Ezekiel Elliott to the USPTO: Don’t You Know Who I Am?

Ezekiel Elliott is the running back for the Dallas Cowboys. In his rookie season in 2016, he rushed for 1,631 making him the top rusher in the National Football League. Because of his successful rookie season, Ezekiel Elliot was selected as a First-Team All-Pro and made his first Pro Bowl. Due to a suspension based on off the field conduct, Ezekiel Elliott’s 2017 season was far less successful than his rookie season.

Ezekiel Elliott attended the Ohio State University where he majored in marketing, so he understands the importance of a trademark registration. On August 7, 2015, he filed an intent-to-use trademark application for the mark ZEKE in connection with a variety of clothing articles. The USPTO refused registration of Ezekiel Elliot’s application on the ground that it was likely to cause confusion with two prior registered marks:  ZEKE’S SMOKEHOUSE (SMOKEHOUSE disclaimed) and ZEKE’S COFFEE & Design (COFFEE disclaimed) both for clothing.

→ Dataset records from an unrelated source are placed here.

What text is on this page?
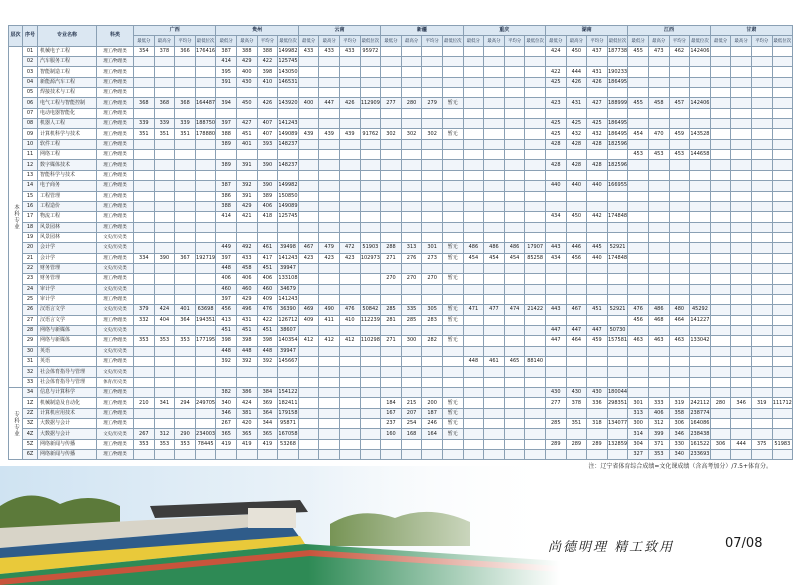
层次	序号	专业名称	科类	广西				贵州				云南				新疆				重庆				湖南				江西				甘肃			
				最低分	最高分	平均分	最低位次	最低分	最高分	平均分	最低位次	最低分	最高分	平均分	最低位次	最低分	最高分	平均分	最低位次	最低分	最高分	平均分	最低位次	最低分	最高分	平均分	最低位次	最低分	最高分	平均分	最低位次	最低分	最高分	平均分	最低位次
本科专业	01	机械电子工程	理工/物理类	354	378	366	176416	387	388	388	149982	433	433	433	95972									424	450	437	187738	455	473	462	142406				
	02	汽车服务工程	理工/物理类					414	429	422	125745																								
	03	智能制造工程	理工/物理类					395	400	398	143050													422	444	431	190233								
	04	新能源汽车工程	理工/物理类					391	430	410	146531													425	426	426	186495								
	05	焊接技术与工程	理工/物理类																																
	06	电气工程与智能控制	理工/物理类	368	368	368	164487	394	450	426	143920	400	447	426	112909	277	280	279	暂无					423	431	427	188999	455	458	457	142406				
	07	电动电器智能化	理工/物理类																																
	08	机器人工程	理工/物理类	339	339	339	188750	397	427	407	141243													425	425	425	186495								
	09	计算机科学与技术	理工/物理类	351	351	351	178880	388	451	407	149089	439	439	439	91762	302	302	302	暂无					425	432	432	186495	454	470	459	143528				
	10	软件工程	理工/物理类					389	401	393	148237													428	428	428	182596								
	11	网络工程	理工/物理类																									453	453	453	144658				
	12	数字媒体技术	理工/物理类					389	391	390	148237													428	428	428	182596								
	13	智能科学与技术	理工/物理类																																
	14	电子商务	理工/物理类					387	392	390	149982													440	440	440	166955								
	15	工程管理	理工/物理类					386	391	389	150850																								
	16	工程造价	理工/物理类					388	429	406	149089																								
	17	物流工程	理工/物理类					414	421	418	125745													434	450	442	174848								
	18	风景园林	理工/物理类																																
	19	风景园林	文史/历史类																																
	20	会计学	文史/历史类					449	492	461	39498	467	479	472	51903	288	313	301	暂无	486	486	486	17907	443	446	445	52921								
	21	会计学	理工/物理类	334	390	367	192719	397	433	417	141243	423	423	423	102973	271	276	273	暂无	454	454	454	85258	434	456	440	174848								
	22	财务管理	文史/历史类					448	458	451	39947																								
	23	财务管理	理工/物理类					406	406	406	133108					270	270	270	暂无																
	24	审计学	文史/历史类					460	460	460	34679																								
	25	审计学	理工/物理类					397	429	409	141243																								
	26	汉语言文学	文史/历史类	379	424	401	63698	456	496	476	36390	469	490	476	50842	285	335	305	暂无	471	477	474	21422	443	467	451	52921	476	486	480	45292				
	27	汉语言文学	理工/物理类	332	404	364	194351	413	431	422	126712	409	411	410	112239	281	285	283	暂无									456	468	464	141227				
	28	网络与新媒体	文史/历史类					451	451	451	38607													447	447	447	50730								
	29	网络与新媒体	理工/物理类	353	353	353	177195	398	398	398	140354	412	412	412	110298	271	300	282	暂无					447	464	459	157581	463	463	463	133042				
	30	英语	文史/历史类					448	448	448	39947																								
	31	英语	理工/物理类					392	392	392	145667									448	461	465	88140												
	32	社会体育指导与管理	文史/历史类																																
	33	社会体育指导与管理	体育/历史类																																
专科专业	34	信息与计算科学	理工/物理类					382	386	384	154122													430	430	430	180044								
	1Z	机械制造及自动化	理工/物理类	210	341	294	249705	340	424	369	182411					184	215	200	暂无					277	378	336	298351	301	333	319	242112	280	346	319	111712
	2Z	计算机应用技术	理工/物理类					346	381	364	179158					167	207	187	暂无									313	406	358	238774				
	3Z	大数据与会计	理工/物理类					267	420	344	95871					237	254	246	暂无					285	351	318	134077	300	312	306	164086				
	4Z	大数据与会计	文史/历史类	267	312	290	234003	365	365	365	167058					160	168	164	暂无									314	399	346	238438				
	5Z	网络新闻与传播	理工/物理类	353	353	353	78445	419	419	419	53268													289	289	289	132859	304	371	330	161522	306	444	375	51983
	6Z	网络新闻与传播	理工/物理类																									327	353	340	233693				
注：辽宁省体育综合成绩=文化课成绩（含高考加分）/7.5+体育分。
尚德明理 精工致用	07/08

The goods at issue in this case were legally identical because they were clothing. That meant, absent an express restriction in the identification of goods descriptions, the goods at issue were deemed to travel in the same channels of trade and appeal to the same classes of consumers. So from the start, Ezekiel Elliott was starting three likelihood of confusion factors down to the USPTO.

Ezekiel made the conceptual weakness argument, but it does not appear that Ezekiel understood how to make this argument. He offered no third-party registrations beyond the two cited marks and then argued that these marks are used in limited geographic areas. Giving context to the use of a mark is key to a strength argument, but in Ezekiel’s case you want to the use to be widespread. Pointing out the limited use could only hurt his case, and put him down four likelihood of confusion factors to the USPTO.

Ezekiel Elliott’s ZEKE mark was also incorporated in its entirety in the cited marks, but he put an interesting spin on the “meaning” aspect of the similarity of the marks factor. He claimed to be a well know football player and that consumers would recognize ZEKE as his nickname. However, the USPTO found that the evidence did not demonstrate Ezekiel Elliot was a well-known football player or that consumers would recognize ZEKE as his nickname.

The evidence establishing his popularity may not have been in the record, or it could be that the USPTO being located near Washington, DC means they don’t like the Dallas Cowboys given the rivalry with the Washington Redskins.